Пакито Медина ошибся, а мы все сдули, как дураки. Это так «сита» Асунсьон сказала. Она сказала, пусть наши родители узнают, что мы даже списывать нормально — и то не умеем. Впервые в жизни она разозлилась на Пакито Медину, потому что, как говорит наша «сита» Асунсьон, списывать тоже дают только дураки, и вообще стыдно такому умному мальчику путать варианты. Рейтинг Пакито Медины страшно упал. Не видать ему в этом году Нобелевской премии.
Самое смешное, что Джиад контрольную не завалил. Бывают в жизни такие вот гадские сюрпризы.
Хорошо еще, что ему только трояк поставили. Джиад говорит, это все из-за соплей, у него в шпоре половина букв расплылась. Так ему и надо.
* * *Мы с Ушаном шли домой, и у каждого в портфеле лежало по записке. Бывает, одна малюсенькая записочка весит, как здоровый кусок железа, особенно когда в ней написана какая-нибудь гадость. Ушан не так сильно дрейфил, как я. У него мама в разводе, так что, если у Ушана что-нибудь выходит не так, она всегда чувствует себя виноватой. Она его почти что никогда и не ругает, так что Ушану что пара, что кол: у него в одно ухо влетает, а в другое вылетает.

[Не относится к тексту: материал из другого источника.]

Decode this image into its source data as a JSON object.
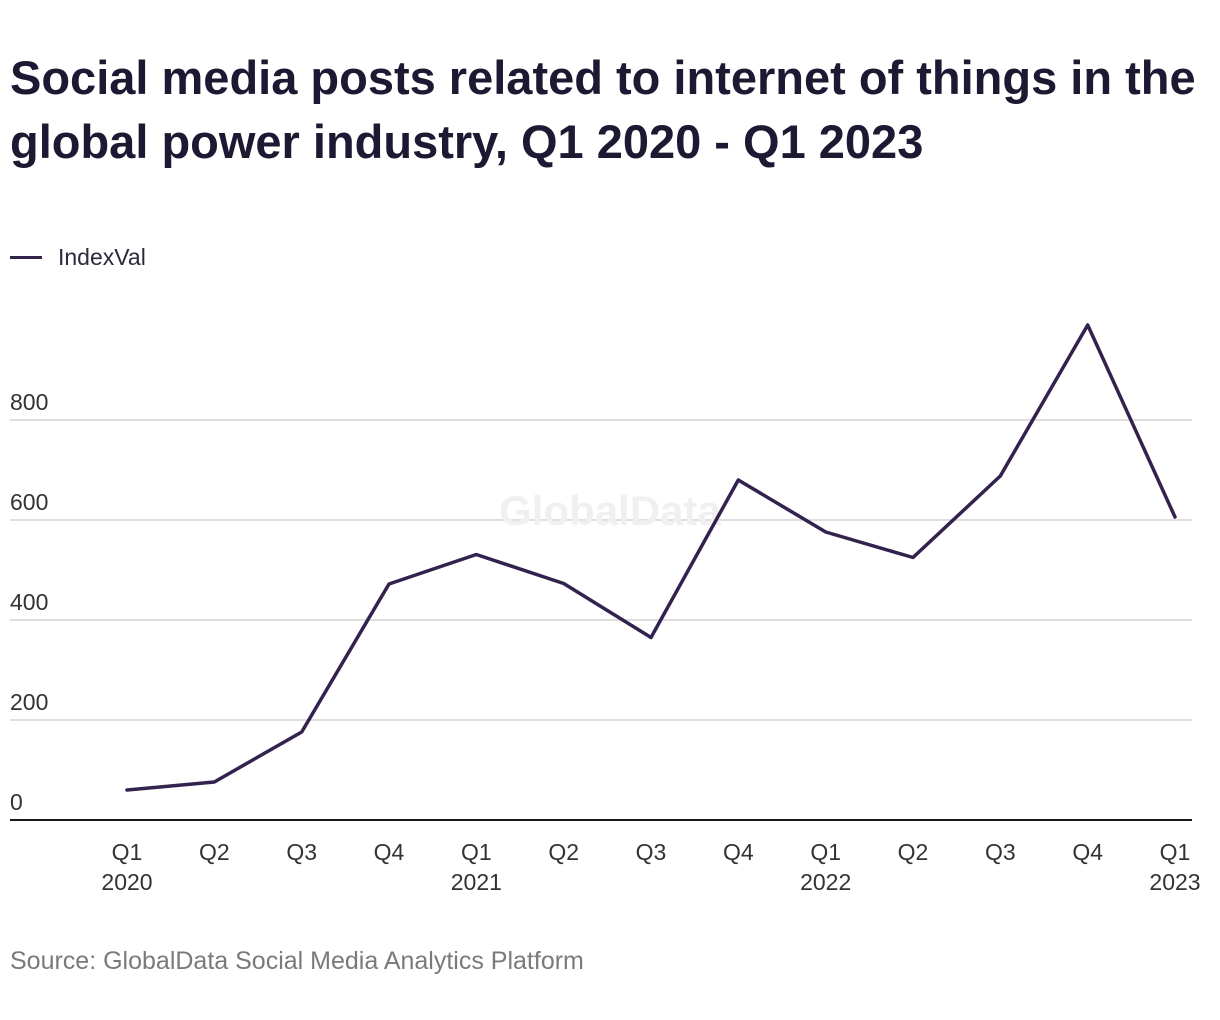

А вот мне всегда достается по полной программе, нет чтобы кто-нибудь пожалел или посочувствовал. У меня уже заранее все болело от будущего маминого подзатыльника. Ужас как болело! Хорошо еще, что папа вечером приходит так поздно и такой усталый, что у него уже ни на что сил не хватает, даже меня ругать. Поэтому мне так нравится, что у меня папа — шофер на грузовике. Если бы он ходил в контору, как Сусанкин, и заявлялся домой в пять, сил бы у него оставалось — хоть целому полку шею намылить. Хотя, честно говоря, мне и маминых выволочек хватает. Дедушка зовет ее полковницей, правда, только за глаза, потому что в глаза он ей такое сказать боится. Недаром же она у нас полковница.
Пакито Медина догнал нас с Ушаном и говорит, как ни в чем не бывало:
— А мне «сита» Асунсьон тоже дала записку.
И показывает, как будто это почетная грамота.
— Выходит, меня одного дома ругают, что ли? — я развернулся и пошел дальше, топая изо всех сил. Меня так и распирало от злости. Как же они все меня достали!
Пакито Медина догнал меня и сказал:
— Манолито! Меня тоже будут ругать!
— Врешь ты все! — стану я верить чуваку, который говорит, что его будут ругать, а сам и в ус не дует.
— Клянусь папой.
Раз он поклялся своим папой, значит, точно не врал. В конце концов, у Пакито Медины всегда все не как у людей.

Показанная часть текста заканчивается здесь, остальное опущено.